|black brimstone weapons.
||[May. 11th, 2004|09:41 pm]
|||||crown of shadows||]|
|||||loch ness family orchastra- inkanyamba||]|
the thing that i thing speaks most highly of science-fiction is that a good sci-fi novel has to be plausible. science-fiction writers have to be aware of it. you can set down whatever parameters you want for the universe, but once they are there, you have to stick to them & respect them. this works for characters, too- if you violate a character's personality, you might as well junk the whole thing. it works for everything else, but when i read "fiction" i often see plausibility thrown out the window. lethem is a prime example- all of a sudden the girl is crying rape without cause? or what have you. science-fiction, on the other hand, must be aware of plausibility, due to the nature of the medium. that lovely suspension of disbelief must be earned.

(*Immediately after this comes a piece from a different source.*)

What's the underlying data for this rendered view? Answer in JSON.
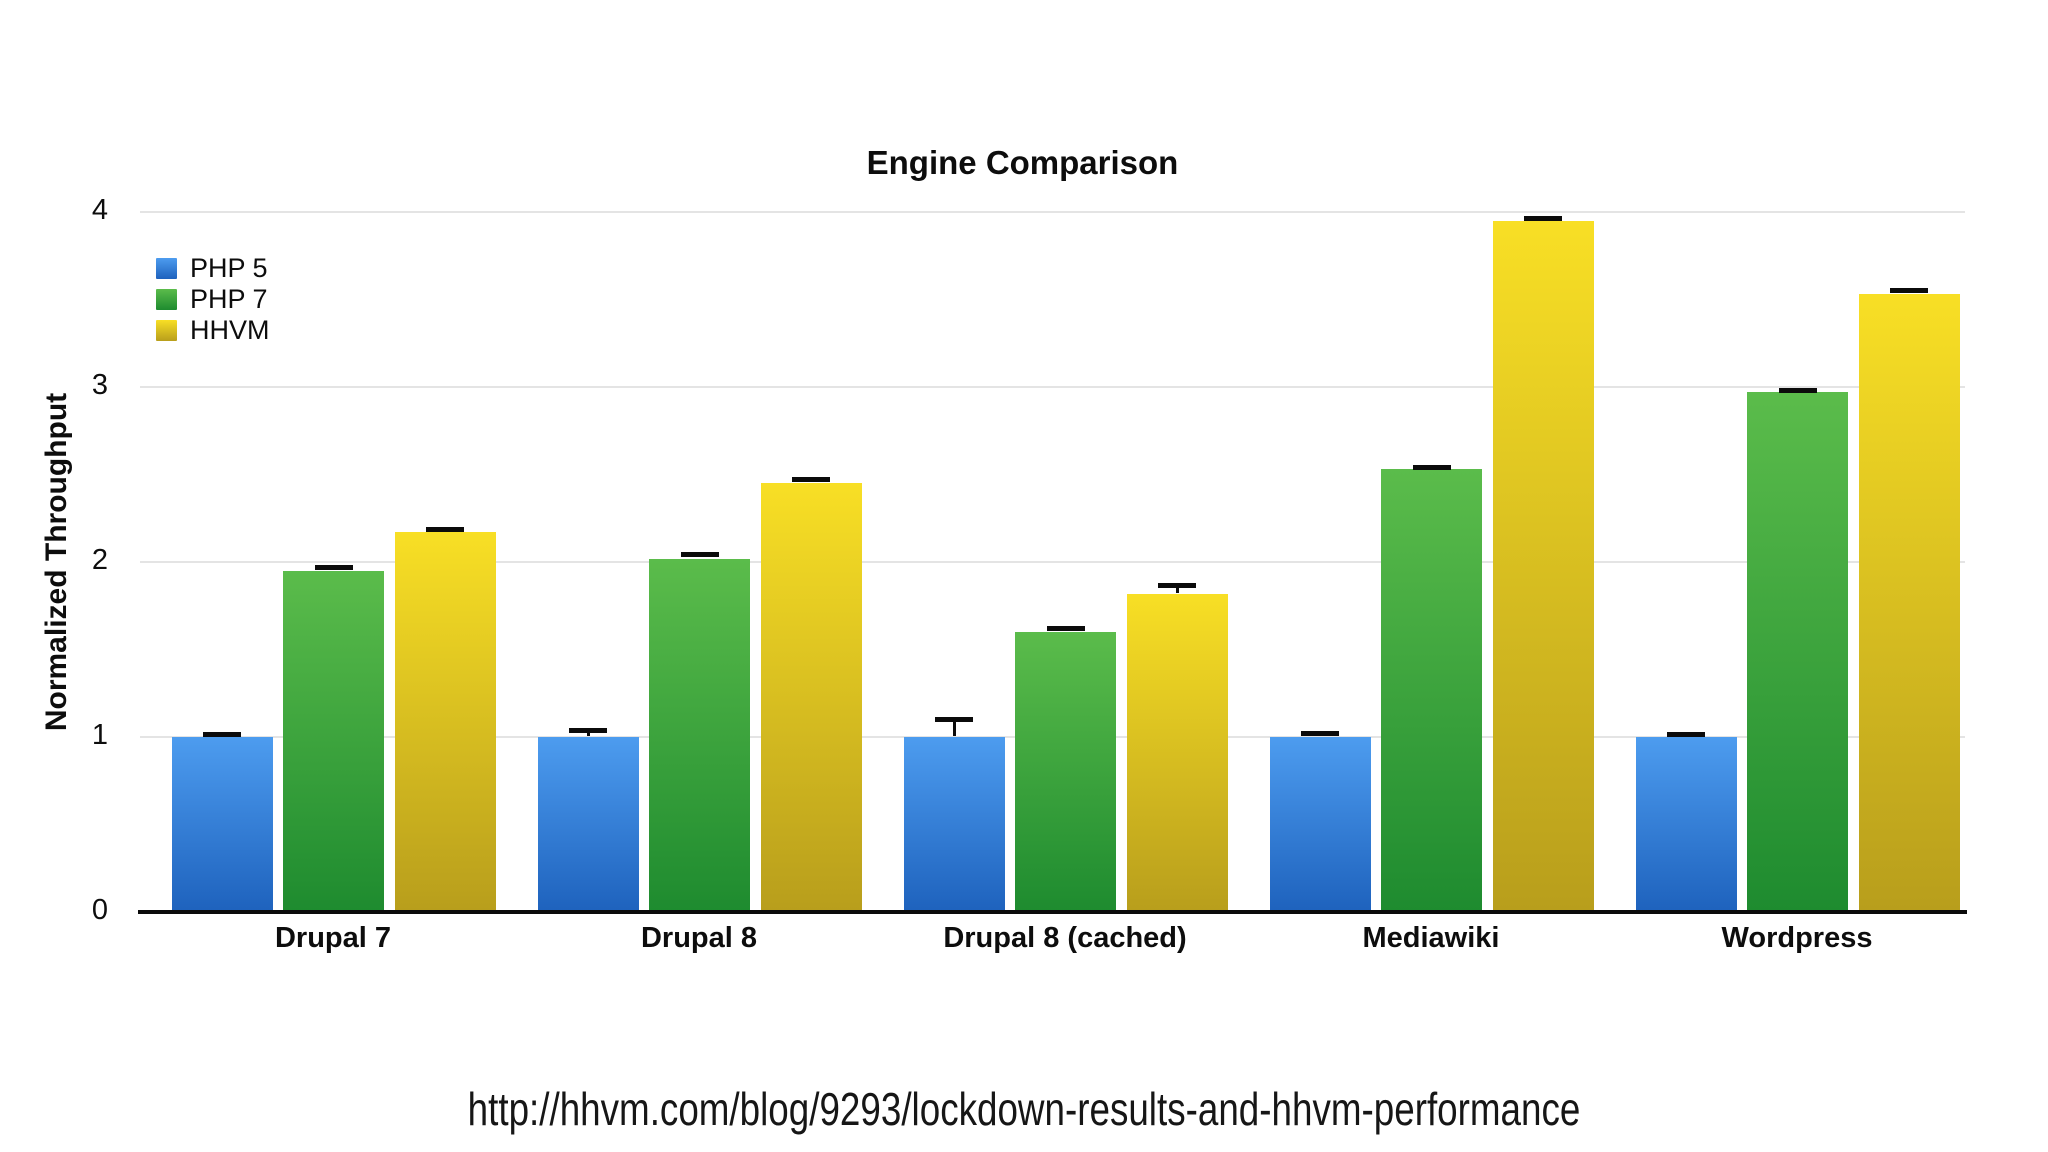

original star trek works like this: we buy that these are episodic morality plays. fine. sure, disembodied brains rule this planet, sure, this week we meet black n' white cookie men, this week children are all thats left on a world. throw whatever you want in the mix- if you are watching star trek, you buy it. but man, misconstrue a character & you will hear about it forever. spock wouldn't do this, kirk would do that. this is why the later treks blow so bad- completely abandon continuity & you violate the plausibility "prime directive." & you wanna see some real fucking great work with plausibility? dune. which is why that book rules, & also why the sequels all blow. he sets up a world, knocks it down, but then when it comes to a second novel, he just tramples all over what we accepted about the world, & the characters.